I really hate when people complain about their children. I don't think that they realize how blessed they truly are. When people say that their child is driving them crazy, I just think I wish Isabella was here and could be driving me crazy. Dominic has just turned two, and I always here people say--Oh no the terrible two's! I think that I absolutely LOVE this age and I will love every age and stage that he goes through. Dominic has had trouble sleeping, I think he is starting to get scared. Last night he said , "Mommy--scared, sit down." He wanted me to sleep next to his crib because he was scared of the dark. I picked him up and started rocking him and I began to cry. I just thought I will never be able to do this with/for Isabella. It is so hard to not wonder how life would be different if she was here. I know how hard it is to be a parent, and I know how tough it is to go without sleeping. I know how hard it is to have a sick child. It is very tough being a parent and I know how difficult it is to have a sick child. I know how hard it is to have 2 sick children and that was very hard to deal with. But I also know how hard it is to lose a child and that is the hardest thing in the world. It just breaks your heart.

I rocked Dominic and put him to bed--with the door cracked open so he could have some light and he said, Mommy, I love you. And I said, " I love you too Dominic."

Sunday, August 22, 2010

Butterfly Quote




I found this quote and I love it.

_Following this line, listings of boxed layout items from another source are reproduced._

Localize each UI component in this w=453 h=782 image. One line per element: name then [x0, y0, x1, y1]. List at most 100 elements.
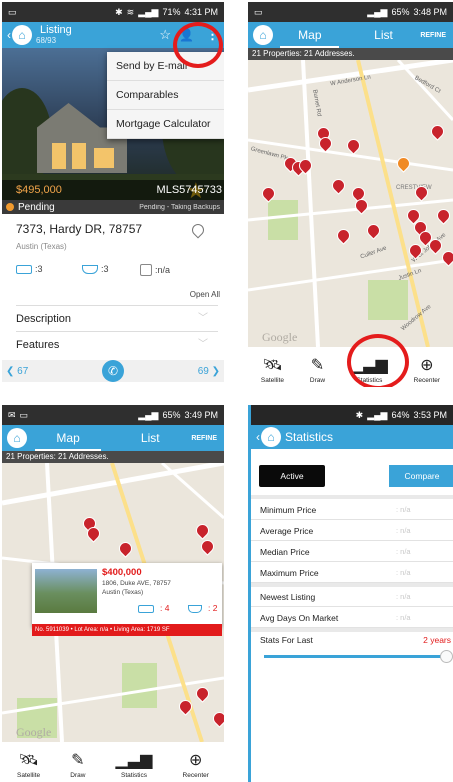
map-view[interactable]: W Anderson Ln Burnet Rd Greenlawn Pkwy C…	[248, 60, 453, 347]
bar-chart-icon: ▁▃▆	[115, 752, 153, 769]
status-bar: ▭ ✱ ≋ ▂▄▆ 71% 4:31 PM	[2, 2, 224, 22]
stat-label: Newest Listing	[260, 592, 316, 602]
slider-handle[interactable]	[440, 650, 453, 663]
stat-label: Minimum Price	[260, 505, 317, 515]
crosshair-icon: ⊕	[189, 752, 203, 769]
recenter-button[interactable]: ⊕ Recenter	[183, 752, 209, 779]
tab-list[interactable]: List	[109, 425, 191, 451]
properties-summary: 21 Properties: 21 Addresses.	[248, 48, 453, 60]
draw-button[interactable]: ✎ Draw	[70, 752, 85, 779]
tool-label: Satellite	[260, 377, 285, 384]
status-bar: ✉ ▭ ▂▄▆ 65% 3:49 PM	[2, 405, 224, 425]
tool-label: Statistics	[120, 772, 147, 779]
stats-for-last-label: Stats For Last	[260, 635, 313, 645]
signal-icon: ▂▄▆	[367, 409, 388, 420]
google-logo: Google	[16, 725, 52, 739]
map-popup-screen: ✉ ▭ ▂▄▆ 65% 3:49 PM ⌂ Map List REFINE 21…	[2, 405, 224, 782]
wifi-icon: ≋	[126, 6, 135, 17]
stat-value: : n/a	[396, 613, 411, 622]
prev-listing-button[interactable]: ❮ 67	[6, 366, 28, 377]
refine-button[interactable]: REFINE	[420, 32, 446, 39]
listing-popup[interactable]: $400,000 1806, Duke AVE, 78757 Austin (T…	[32, 563, 222, 627]
stat-row: Median Price: n/a	[251, 542, 453, 562]
home-icon[interactable]: ⌂	[261, 427, 281, 447]
draw-button[interactable]: ✎ Draw	[310, 357, 325, 384]
next-listing-button[interactable]: 69 ❯	[198, 366, 220, 377]
popup-city: Austin (Texas)	[102, 589, 144, 596]
favorite-star-icon[interactable]: ☆	[159, 27, 171, 43]
tab-map[interactable]: Map	[27, 425, 109, 451]
pencil-icon: ✎	[310, 357, 325, 374]
area-value: :n/a	[155, 265, 171, 275]
clock: 3:49 PM	[184, 410, 218, 420]
popup-price: $400,000	[102, 567, 142, 578]
listing-status-row: Pending Pending - Taking Backups	[2, 200, 224, 214]
gallery-icon: ▭	[254, 6, 263, 17]
period-slider[interactable]	[264, 650, 453, 663]
satellite-button[interactable]: 🛰 Satellite	[17, 752, 40, 779]
stat-value: : n/a	[396, 505, 411, 514]
satellite-button[interactable]: 🛰 Satellite	[261, 357, 284, 384]
properties-summary: 21 Properties: 21 Addresses.	[2, 451, 224, 463]
area-feature: :n/a	[140, 264, 170, 276]
tool-label: Draw	[70, 772, 86, 779]
battery-text: 65%	[391, 7, 410, 17]
location-pin-icon[interactable]	[189, 221, 207, 239]
clock: 3:48 PM	[413, 7, 447, 17]
next-number: 69	[197, 365, 209, 377]
recenter-button[interactable]: ⊕ Recenter	[414, 357, 440, 384]
beds-feature: :3	[16, 264, 43, 274]
google-logo: Google	[262, 330, 298, 344]
bath-icon	[188, 605, 202, 613]
tab-map[interactable]: Map	[273, 22, 347, 48]
home-icon[interactable]: ⌂	[12, 25, 32, 45]
satellite-icon: 🛰	[262, 357, 283, 374]
popup-house-image	[35, 569, 97, 613]
popup-beds: : 4	[160, 603, 170, 613]
tab-list[interactable]: List	[347, 22, 421, 48]
listing-price: $495,000	[16, 184, 62, 196]
status-text: Pending	[18, 201, 55, 213]
back-chevron-icon[interactable]: ‹	[7, 28, 11, 42]
divider	[251, 495, 453, 499]
bath-icon	[82, 264, 98, 274]
stat-row: Newest Listing: n/a	[251, 587, 453, 607]
map-screen: ▭ ▂▄▆ 65% 3:48 PM ⌂ Map List REFINE 21 P…	[248, 2, 453, 387]
map-toolbar: 🛰 Satellite ✎ Draw ▁▃▆ Statistics ⊕ Rece…	[2, 742, 224, 782]
section-label: Features	[16, 339, 60, 351]
highlight-circle	[173, 22, 223, 68]
stat-row: Minimum Price : n/a	[251, 500, 453, 520]
gallery-icon: ▭	[8, 6, 17, 17]
stat-value: : n/a	[396, 568, 411, 577]
status-dot-icon	[6, 202, 14, 211]
home-icon[interactable]: ⌂	[253, 25, 273, 45]
statistics-app-bar: ‹ ⌂ Statistics	[251, 425, 453, 449]
chevron-down-icon: ﹀	[198, 339, 208, 350]
tool-label: Draw	[309, 377, 326, 384]
open-all-link[interactable]: Open All	[190, 290, 220, 299]
satellite-icon: 🛰	[18, 752, 39, 769]
divider	[251, 628, 453, 632]
battery-text: 65%	[162, 410, 181, 420]
stat-label: Maximum Price	[260, 568, 319, 578]
price-bar: $495,000 MLS5745733	[2, 180, 224, 200]
phone-call-icon[interactable]: ✆	[102, 360, 124, 382]
listing-counter: 68/93	[36, 36, 57, 45]
popup-info-bar[interactable]: No. 5911039 • Lot Area: n/a • Living Are…	[32, 624, 222, 636]
tool-label: Recenter	[413, 377, 441, 384]
section-features[interactable]: Features ﹀	[16, 331, 218, 357]
back-chevron-icon[interactable]: ‹	[256, 430, 260, 444]
home-icon[interactable]: ⌂	[7, 428, 27, 448]
menu-item-comparables[interactable]: Comparables	[107, 81, 224, 110]
section-description[interactable]: Description ﹀	[16, 305, 218, 331]
active-button[interactable]: Active	[259, 465, 325, 487]
refine-button[interactable]: REFINE	[191, 435, 217, 442]
menu-item-mortgage-calculator[interactable]: Mortgage Calculator	[107, 110, 224, 139]
compare-button[interactable]: Compare	[389, 465, 453, 487]
listing-screen: ▭ ✱ ≋ ▂▄▆ 71% 4:31 PM ‹ ⌂ Listing 68/93 …	[2, 2, 224, 387]
stat-row: Maximum Price : n/a	[251, 563, 453, 583]
status-bar: ▭ ▂▄▆ 65% 3:48 PM	[248, 2, 453, 22]
status-detail: Pending - Taking Backups	[139, 203, 220, 211]
statistics-button[interactable]: ▁▃▆ Statistics	[116, 752, 153, 779]
gallery-icon: ▭	[19, 409, 29, 420]
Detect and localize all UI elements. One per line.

I figured I would post it so I don't forget it.






A butterfly lands near us, and for a brief moment its beauty belongs to the world. But then it flies on again, and though we wish it could have stayed, we feel so blessed to have seen it.

Thursday, August 19, 2010

Day of Hope

Today August 19 is the Day of Hope. I think it is such a beautiful thing to do in order to remember the babies that we have lost. I think it is the nicest thing that It us celebrated because I am always thinking about Isabella. It makes me feel like other people are remembering her today too and I love that since she is so special.

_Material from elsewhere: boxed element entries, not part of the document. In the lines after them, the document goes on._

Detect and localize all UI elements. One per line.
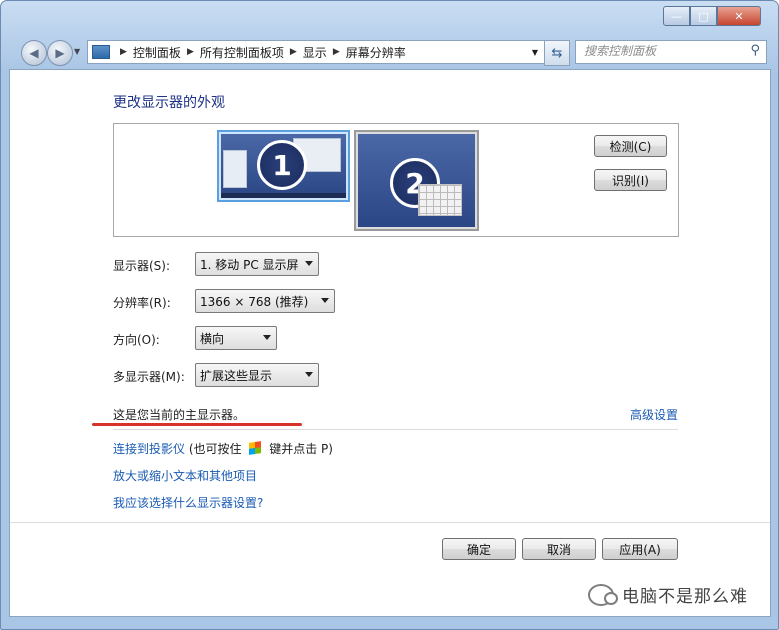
main-content: 更改显示器的外观 1 2 检测(C) 识别(I) 显示器(S): 1. 移动 P…	[9, 69, 771, 617]
watermark: 电脑不是那么难	[588, 582, 748, 607]
chevron-down-icon	[305, 372, 313, 377]
orientation-select-value: 横向	[200, 331, 225, 346]
monitor-1[interactable]: 1	[217, 130, 350, 202]
projector-row: 连接到投影仪 (也可按住 键并点击 P)	[113, 440, 333, 457]
orientation-select[interactable]: 横向	[195, 326, 277, 350]
maximize-button[interactable]: □	[690, 6, 717, 26]
breadcrumb-chevron-icon[interactable]: ▶	[187, 47, 194, 57]
breadcrumb-screen-resolution[interactable]: 屏幕分辨率	[346, 44, 406, 61]
breadcrumb-chevron-icon[interactable]: ▶	[120, 47, 127, 57]
orientation-label: 方向(O):	[113, 333, 160, 347]
ok-button[interactable]: 确定	[442, 538, 516, 560]
search-input[interactable]	[576, 41, 734, 61]
primary-display-status: 这是您当前的主显示器。	[113, 408, 246, 422]
breadcrumb-chevron-icon[interactable]: ▶	[290, 47, 297, 57]
display-select-value: 1. 移动 PC 显示屏	[200, 257, 299, 272]
back-arrow-icon: ◀	[29, 46, 39, 60]
search-icon[interactable]: ⚲	[750, 43, 760, 58]
search-box: ⚲	[575, 40, 767, 64]
back-button[interactable]: ◀	[21, 40, 47, 66]
monitor-2[interactable]: 2	[354, 130, 479, 231]
footer-divider	[10, 522, 770, 523]
page-title: 更改显示器的外观	[113, 95, 225, 111]
forward-arrow-icon: ▶	[55, 46, 65, 60]
annotation-underline	[92, 423, 302, 426]
window-controls: — □ ✕	[663, 6, 761, 26]
wechat-icon	[588, 583, 618, 606]
refresh-icon: ⇆	[551, 45, 563, 61]
advanced-settings-link[interactable]: 高级设置	[630, 406, 678, 423]
identify-button[interactable]: 识别(I)	[594, 169, 667, 191]
watermark-text: 电脑不是那么难	[622, 587, 748, 607]
detect-button[interactable]: 检测(C)	[594, 135, 667, 157]
navigation-bar: ◀ ▶ ▼ ▶ 控制面板 ▶ 所有控制面板项 ▶ 显示 ▶ 屏幕分辨率 ▼ ⇆ ⚲	[1, 37, 778, 67]
calendar-gadget-icon	[418, 184, 462, 216]
recent-pages-dropdown-icon[interactable]: ▼	[74, 47, 80, 56]
projector-hint-prefix: (也可按住	[188, 442, 242, 456]
which-settings-link[interactable]: 我应该选择什么显示器设置?	[113, 494, 263, 511]
resolution-select-value: 1366 × 768 (推荐)	[200, 294, 309, 309]
minimize-button[interactable]: —	[663, 6, 690, 26]
monitor-preview-area: 1 2 检测(C) 识别(I)	[113, 123, 679, 237]
chevron-down-icon	[321, 298, 329, 303]
multiple-displays-select[interactable]: 扩展这些显示	[195, 363, 319, 387]
breadcrumb-control-panel[interactable]: 控制面板	[133, 44, 181, 61]
chevron-down-icon	[305, 261, 313, 266]
resolution-select[interactable]: 1366 × 768 (推荐)	[195, 289, 335, 313]
address-dropdown-icon[interactable]: ▼	[532, 48, 538, 57]
control-panel-icon	[92, 45, 110, 59]
control-panel-window: — □ ✕ ◀ ▶ ▼ ▶ 控制面板 ▶ 所有控制面板项 ▶ 显示 ▶ 屏幕分辨率 ▼ …	[0, 0, 779, 630]
projector-hint-suffix: 键并点击 P)	[269, 442, 333, 456]
multiple-displays-label: 多显示器(M):	[113, 370, 185, 384]
cancel-button[interactable]: 取消	[522, 538, 596, 560]
breadcrumb-chevron-icon[interactable]: ▶	[333, 47, 340, 57]
display-select[interactable]: 1. 移动 PC 显示屏	[195, 252, 319, 276]
monitor-1-number: 1	[257, 140, 307, 190]
desktop-window-thumbnail	[223, 150, 247, 188]
address-bar[interactable]: ▶ 控制面板 ▶ 所有控制面板项 ▶ 显示 ▶ 屏幕分辨率 ▼	[87, 40, 545, 64]
windows-key-icon	[249, 441, 262, 455]
apply-button[interactable]: 应用(A)	[602, 538, 678, 560]
divider	[113, 429, 678, 430]
close-button[interactable]: ✕	[717, 6, 761, 26]
connect-projector-link[interactable]: 连接到投影仪	[113, 442, 185, 456]
forward-button[interactable]: ▶	[47, 40, 73, 66]
resolution-label: 分辨率(R):	[113, 296, 171, 310]
breadcrumb-all-items[interactable]: 所有控制面板项	[200, 44, 284, 61]
refresh-button[interactable]: ⇆	[544, 40, 570, 66]
display-label: 显示器(S):	[113, 259, 171, 273]
text-size-link[interactable]: 放大或缩小文本和其他项目	[113, 467, 257, 484]
multiple-displays-select-value: 扩展这些显示	[200, 368, 273, 383]
breadcrumb-display[interactable]: 显示	[303, 44, 327, 61]
taskbar-thumbnail	[221, 193, 346, 198]
chevron-down-icon	[263, 335, 271, 340]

To me Day of Hope represents many different things. It makes me hope that one day I will not have such a heavy heart. I will always have a void from losing Isabella but I hope that eventually it will be easier to function. I hope that one day I will be able to talk about how strong, brave, and courageous Isabella was without breaking down in tears. I hope one day I can help another mom in need. I hope that one day I will not be so angry. I hope that one day I will not be so sad. I hope that one day I our family will be united again.

Tuesday, August 17, 2010

Breathe

Breathe. . . it is something that we take for granted. I decided to call my blog "Breathe" because it is a reminder to me. We breathe all the time and most of us do it without thinking about it. It is one of the most important functions of life, yet for me it has become hard. Why am I allowed to breathe when Isabella couldn't. Now I feel like at times I can't breathe...or I have to remind myself to breathe. "Come on Denielle--just breathe and it will be alright." I repeat this to myself sometimes because the pain is so terrible that it hurts to breathe.

It hurts to breathe because my daughter could not breathe on her own, and believe me she tried.

Sunday, August 15, 2010

First Entry

I have never written a blog before but I decided to start one to help me deal with the loss of our baby girl, Isabella Rose. Isabella was such a blessing and taught me so many things in her short 6 days here on earth. I miss her more and more everyday and I hope that one day my entries will be more hopeful and happy instead of sad and angry. I know that I am grieving and I always will grieve for her but I also want to share happy moments and memories of my darling Isabella. Hopefully this blog can provide an outlet to me where I can feel free to express my feelings about our family's terrible loss. I also hope that reading about my experiences can help other mother's who are going through this terrible tragedy and maybe these mothers can find some comfort in my words or just comfort knowing that there are other mother's who are in pain as well.